Watching GETTING ANY? it's hard to imagine anybody missing the fact it is a comedy though, as it is anything but subtle. Actually maybe that's not true - the humour is still often times subtle, but the movie as a whole is unmissably surreal and absurd.

The premise is simple. A not too bright loser has but one thing on his mind - getting laid. He really hasn't got much of a clue how one goes about this, though, and the movie largely concerns his increasingly stupid schemes to get some. First on the list... get a car. Should be simple enough, right? Not for this guy. His plans get more and more ludicrous as the movie progresses, and lead him into some ridiculous and sometimes hilarious situations.

This is without a doubt the strangest movie Kitano has done, and it's as wild and inventive as any movie that springs to mind except maybe the odd Jeff Lau or Stephen Chiau film. The movie plays like a strung together sequence of sketches parodying numerous movies and cultural elements, rather like a Japanese Monty Python film. Like Monty Python, it's clear that there's a keen intelligence behind all the stupidity.

The movie is not without flaws, unfortunately - chief of which is that it loses focus for a long time around the half way mark. Our hero gets himself into a couple of dire situations and for some time the whole purpose of his adventure (getting some) is forgotten. It's still funny and ridiculous, but dilutes the experience somewhat and drags on a little too long. It perhaps becomes a little too absurd for its own good in the second half, coming too close to simply being random.

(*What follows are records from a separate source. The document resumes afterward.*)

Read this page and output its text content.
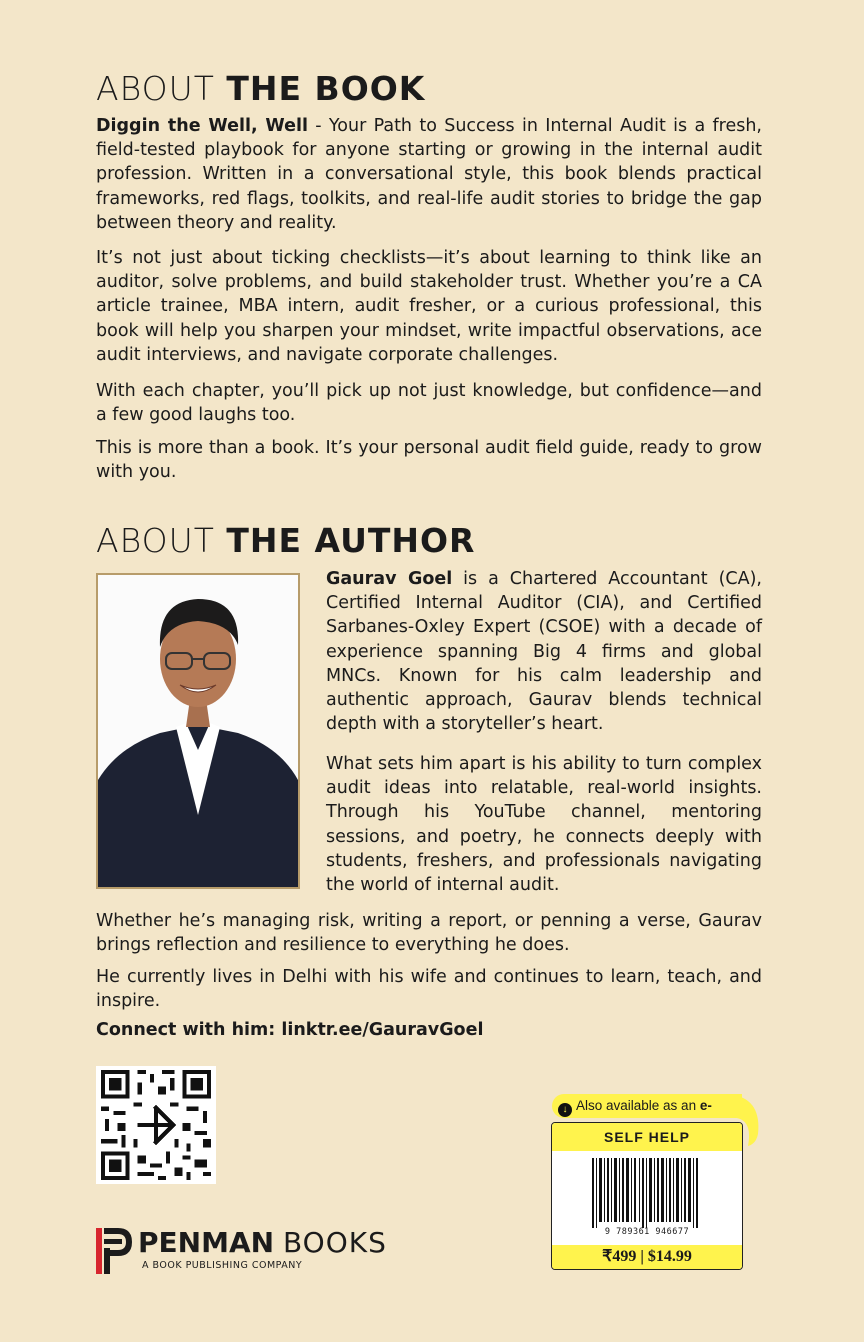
ABOUT THE BOOK

Diggin the Well, Well - Your Path to Success in Internal Audit is a fresh, field-tested playbook for anyone starting or growing in the internal audit profession. Written in a conversational style, this book blends practical frameworks, red flags, toolkits, and real-life audit stories to bridge the gap between theory and reality.

It’s not just about ticking checklists—it’s about learning to think like an auditor, solve problems, and build stakeholder trust. Whether you’re a CA article trainee, MBA intern, audit fresher, or a curious professional, this book will help you sharpen your mindset, write impactful observations, ace audit interviews, and navigate corporate challenges.

With each chapter, you’ll pick up not just knowledge, but confidence—and a few good laughs too.

This is more than a book. It’s your personal audit field guide, ready to grow with you.

ABOUT THE AUTHOR

Gaurav Goel is a Chartered Accountant (CA), Certified Internal Auditor (CIA), and Certified Sarbanes-Oxley Expert (CSOE) with a decade of experience spanning Big 4 firms and global MNCs. Known for his calm leadership and authentic approach, Gaurav blends technical depth with a storyteller’s heart.

What sets him apart is his ability to turn complex audit ideas into relatable, real-world insights. Through his YouTube channel, mentoring sessions, and poetry, he connects deeply with students, freshers, and professionals navigating the world of internal audit.

Whether he’s managing risk, writing a report, or penning a verse, Gaurav brings reflection and resilience to everything he does.

He currently lives in Delhi with his wife and continues to learn, teach, and inspire.

Connect with him: linktr.ee/GauravGoel

PENMAN BOOKS
A BOOK PUBLISHING COMPANY
↓ Also available as an e-
SELF HELP
9 789361 946677
₹499 | $14.99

GETTING ANY? is a fairly lightweight contribution to Kitano's resume, but one so totally opposed to his unique style of film-making shown in films like Sonatine and Hana-Bi that it simply had to be made. Kitano is far more than a one trick pony, even though it's mainly for one trick that he's known in the west. Unfortunately, GETTING ANY is probably altogether too strange to have widespread appeal in the US, and won't do much to broaden peoples' perception of him.